1. As a general rule, when directors perform nothing more than the usual and ordinary duties of their office,
they are not entitled to salary or other compensation. The reason is that directors render services
gratuitously and that the return upon their shares adequately furnishes the motives for services without
compensation.
2. Services which are not properly incidental to their office and are rendered outside of their regular duties shall
not be entitled to compensation.

Expn.: A stockholders' resolution or agreement for the payment of compensation for such services would be valid.
But the stockholders cannot ratify a board of directors' action fixing their own salaries. Such action being contrary to
law, cannot be ratified. The stockholders themselves, by the requisite vote, must fix the compensation.

Limit to compensation

The total yearly compensation of directors, as such, shall in no case exceed 10% of the net income before income tax
of the corporation during the preceding year.

Per diems

 In view of the real distinction between per diems and compensation, the per diems granted to directors
should not be included in their total yearly compensation for purposes of the 10% limitation.
 The term “as such director” delimits the prohibition and implicates that members of the board may receive
compensation in addition to reasonable per diems, when they render services to the corporation in a
capacity other than as directors or trustees.
 Per diems received without proper authorization or found to be unreasonably excessive may ordinarily be
recoverable in a stockholders' or members' suit.

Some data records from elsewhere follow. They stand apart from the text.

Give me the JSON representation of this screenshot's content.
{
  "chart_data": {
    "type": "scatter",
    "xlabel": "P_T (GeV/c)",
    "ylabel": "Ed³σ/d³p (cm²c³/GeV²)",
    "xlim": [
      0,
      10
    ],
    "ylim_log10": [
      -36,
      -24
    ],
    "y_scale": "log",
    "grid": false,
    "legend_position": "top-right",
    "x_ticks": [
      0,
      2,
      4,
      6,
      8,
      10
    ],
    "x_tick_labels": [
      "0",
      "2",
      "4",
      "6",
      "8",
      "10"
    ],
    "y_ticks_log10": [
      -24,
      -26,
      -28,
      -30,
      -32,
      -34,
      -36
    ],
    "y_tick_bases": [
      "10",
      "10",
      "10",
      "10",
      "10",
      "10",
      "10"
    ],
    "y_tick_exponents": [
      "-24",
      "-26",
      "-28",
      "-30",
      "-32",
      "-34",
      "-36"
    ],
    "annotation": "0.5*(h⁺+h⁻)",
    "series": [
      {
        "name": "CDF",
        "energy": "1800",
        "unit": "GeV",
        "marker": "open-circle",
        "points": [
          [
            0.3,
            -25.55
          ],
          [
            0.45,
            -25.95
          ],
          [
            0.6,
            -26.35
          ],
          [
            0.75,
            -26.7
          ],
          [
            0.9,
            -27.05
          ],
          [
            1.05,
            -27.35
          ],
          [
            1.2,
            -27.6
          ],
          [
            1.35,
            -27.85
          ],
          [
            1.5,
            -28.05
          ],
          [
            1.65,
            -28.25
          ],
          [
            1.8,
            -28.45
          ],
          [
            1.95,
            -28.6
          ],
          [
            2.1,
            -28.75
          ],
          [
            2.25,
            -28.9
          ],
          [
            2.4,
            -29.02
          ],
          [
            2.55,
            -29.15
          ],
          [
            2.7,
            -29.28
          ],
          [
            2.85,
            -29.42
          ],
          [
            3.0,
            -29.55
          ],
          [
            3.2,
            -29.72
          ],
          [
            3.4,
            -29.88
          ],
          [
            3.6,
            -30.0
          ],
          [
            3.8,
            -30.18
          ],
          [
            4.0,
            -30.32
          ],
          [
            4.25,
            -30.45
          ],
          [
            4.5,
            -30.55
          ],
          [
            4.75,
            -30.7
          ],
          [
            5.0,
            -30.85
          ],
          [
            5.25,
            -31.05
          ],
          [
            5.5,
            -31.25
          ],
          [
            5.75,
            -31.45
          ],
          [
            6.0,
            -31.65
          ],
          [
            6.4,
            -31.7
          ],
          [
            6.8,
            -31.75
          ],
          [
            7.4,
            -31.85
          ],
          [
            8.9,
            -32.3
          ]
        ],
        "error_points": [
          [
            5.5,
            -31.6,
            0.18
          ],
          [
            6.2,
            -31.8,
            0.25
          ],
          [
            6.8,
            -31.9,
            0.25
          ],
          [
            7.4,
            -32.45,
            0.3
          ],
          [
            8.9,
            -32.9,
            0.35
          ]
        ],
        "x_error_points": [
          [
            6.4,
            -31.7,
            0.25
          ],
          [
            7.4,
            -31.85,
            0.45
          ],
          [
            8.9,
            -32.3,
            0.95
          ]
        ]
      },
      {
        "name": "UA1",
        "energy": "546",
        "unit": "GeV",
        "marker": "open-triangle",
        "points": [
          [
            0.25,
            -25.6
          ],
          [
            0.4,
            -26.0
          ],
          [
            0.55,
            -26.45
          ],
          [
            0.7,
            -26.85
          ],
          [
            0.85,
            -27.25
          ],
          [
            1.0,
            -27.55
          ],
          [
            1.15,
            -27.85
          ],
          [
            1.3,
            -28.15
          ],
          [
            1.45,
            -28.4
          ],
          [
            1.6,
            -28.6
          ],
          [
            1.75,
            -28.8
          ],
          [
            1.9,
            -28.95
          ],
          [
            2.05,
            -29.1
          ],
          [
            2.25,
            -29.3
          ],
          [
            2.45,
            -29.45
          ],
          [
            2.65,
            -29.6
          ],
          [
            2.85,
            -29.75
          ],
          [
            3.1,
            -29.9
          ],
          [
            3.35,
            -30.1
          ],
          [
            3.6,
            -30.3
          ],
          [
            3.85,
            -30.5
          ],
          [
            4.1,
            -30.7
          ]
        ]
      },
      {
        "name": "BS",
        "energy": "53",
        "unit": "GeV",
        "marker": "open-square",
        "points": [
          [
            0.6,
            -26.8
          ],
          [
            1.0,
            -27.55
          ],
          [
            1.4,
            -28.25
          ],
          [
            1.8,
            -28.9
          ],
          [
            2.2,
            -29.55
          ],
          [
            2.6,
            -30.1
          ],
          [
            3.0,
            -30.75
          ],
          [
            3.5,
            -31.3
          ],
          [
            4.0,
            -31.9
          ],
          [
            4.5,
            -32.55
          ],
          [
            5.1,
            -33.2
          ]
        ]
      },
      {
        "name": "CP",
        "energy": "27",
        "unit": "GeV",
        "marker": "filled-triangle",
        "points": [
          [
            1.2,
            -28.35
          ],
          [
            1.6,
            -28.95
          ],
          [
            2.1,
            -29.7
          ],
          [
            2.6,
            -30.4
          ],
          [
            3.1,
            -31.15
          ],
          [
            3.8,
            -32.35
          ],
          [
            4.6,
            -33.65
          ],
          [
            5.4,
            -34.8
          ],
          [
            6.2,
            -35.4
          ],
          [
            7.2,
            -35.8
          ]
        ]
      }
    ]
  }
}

Compensation of corporate officers

A. Corporate officers who are not directors


The general rule that directors of a corporation are not entitled to compensation does not apply to corporate
officers who are not directors. Such officers, not being directors and having no control over the funds and
property of the corporation, even though they may be stockholders, do not occupy the relation of trustees to
the corporation.
B. Corporate officers who are directors
Directors who are also corporate officers are entitled, in addition to reasonable per diems as directors, to
compensation as such corporate officers, and the amount thereof may be fixed by mere board resolution in
the absence of provision to the contrary in the by-laws and subject to the provision of Section 32.